A escalada do conflito entre o Ocidente e Moscou é apresentada como uma questão política, militar e econômica. Na verdade, é algo mais profundo. É cultural. O presidente Vladimir Putin diz ser o guardião contra aquilo que a Rússia enxerga como uma cultura ocidental predatória e relativista.

Ouvir intelectuais russos pró-Putin é se submeter a uma ladainha de queixas contra o “revolucionário” Ocidente, com sua adesão irreligiosa ao casamento gay, ao feminismo radical, à eutanásia, à homossexualidade e a outras manifestações da “decadência”.

Segundo eles, o Ocidente pretende globalizar valores “subversivos”, muitas vezes sob o disfarce da promoção da democracia e dos direitos humanos.

A Rússia de Putin, por outro lado, é retratada por eles como um baluarte contra o abandono dos valores religiosos e também como nação cada vez mais devota ao cristianismo ortodoxo —um país convencido de que nenhuma civilização sobrevive “relativizando” verdades sagradas.

Mais do que a anexação da Crimeia por Putin ou o fato de ele ter estimulado uma guerra no leste da Ucrânia, o que indica que o confronto com a Rússia irá durar décadas é a decisão de Putin de desafiar culturalmente o Ocidente. O comunismo era uma ideologia global. O putinismo é menos do que isso. Porém, uma batalha de ideias começou, e nela a contrarrevolução contra o Ocidente ímpio e aliciante é uma pedra angular da ideologia russa.

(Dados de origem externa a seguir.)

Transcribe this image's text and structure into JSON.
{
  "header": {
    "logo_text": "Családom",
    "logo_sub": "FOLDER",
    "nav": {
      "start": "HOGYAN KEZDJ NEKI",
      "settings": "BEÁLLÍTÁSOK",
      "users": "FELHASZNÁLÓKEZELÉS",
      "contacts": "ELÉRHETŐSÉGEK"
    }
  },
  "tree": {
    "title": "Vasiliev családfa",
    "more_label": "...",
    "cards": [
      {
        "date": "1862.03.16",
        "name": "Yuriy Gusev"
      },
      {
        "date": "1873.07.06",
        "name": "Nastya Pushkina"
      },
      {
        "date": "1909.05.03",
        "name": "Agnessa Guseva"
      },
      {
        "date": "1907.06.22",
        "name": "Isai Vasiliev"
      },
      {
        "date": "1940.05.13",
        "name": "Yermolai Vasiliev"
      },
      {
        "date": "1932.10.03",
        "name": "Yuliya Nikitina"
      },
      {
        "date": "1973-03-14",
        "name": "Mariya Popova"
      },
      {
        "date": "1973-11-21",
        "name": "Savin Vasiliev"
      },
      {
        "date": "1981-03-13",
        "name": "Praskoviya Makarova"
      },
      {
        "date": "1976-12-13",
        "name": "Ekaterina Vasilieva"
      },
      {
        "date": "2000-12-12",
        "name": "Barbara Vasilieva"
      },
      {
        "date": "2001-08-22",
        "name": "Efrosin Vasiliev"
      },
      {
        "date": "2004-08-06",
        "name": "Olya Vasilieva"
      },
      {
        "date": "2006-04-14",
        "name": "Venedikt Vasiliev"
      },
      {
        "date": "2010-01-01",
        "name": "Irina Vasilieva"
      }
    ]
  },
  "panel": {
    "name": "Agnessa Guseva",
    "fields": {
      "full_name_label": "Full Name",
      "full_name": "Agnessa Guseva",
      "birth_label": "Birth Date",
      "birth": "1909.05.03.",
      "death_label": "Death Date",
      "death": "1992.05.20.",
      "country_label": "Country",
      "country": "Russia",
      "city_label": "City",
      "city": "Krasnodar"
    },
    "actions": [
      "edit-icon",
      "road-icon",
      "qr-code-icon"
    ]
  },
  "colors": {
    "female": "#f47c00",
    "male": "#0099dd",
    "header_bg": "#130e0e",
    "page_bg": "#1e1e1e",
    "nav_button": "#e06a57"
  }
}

Até certo ponto, o presidente turco, Recep Tayyip Erdogan, partilha da opinião de Putin sobre o Ocidente. A China, por sua vez, vê utilidade nesse pensamento.

Foi-se a ilusão do pós-Guerra Fria de uma convergência benigna pela interdependência. Algo fundamental mudou, e isso vai muito além da disputa territorial. Putin decidiu definir seu poder pelo conflito com o Ocidente. A única pergunta é se ele tem em mente um conflito total ou limitado.

A decisão russa tem implicações estratégicas que o Ocidente mal começou a digerir. Putin está atualmente mais interessado na Organização para a Cooperação de Xangai, cujo núcleo é composto por China e Rússia, do que na cooperação com o G8 (do qual a Rússia foi suspensa) ou com a União Europeia.

A China, até certo ponto, retribui esse interesse, porque uma Rússia hostil ao Ocidente é útil na defesa do seu próprio modelo político autoritário e porque ela vê oportunidades econômicas na Rússia e nos antigos países soviéticos da Ásia Central. Mas o feroz ímpeto modernizador chinês não pode ser concretizado com uma Rússia retrógrada. Há limites claros para a atual reaproximação sino-russa.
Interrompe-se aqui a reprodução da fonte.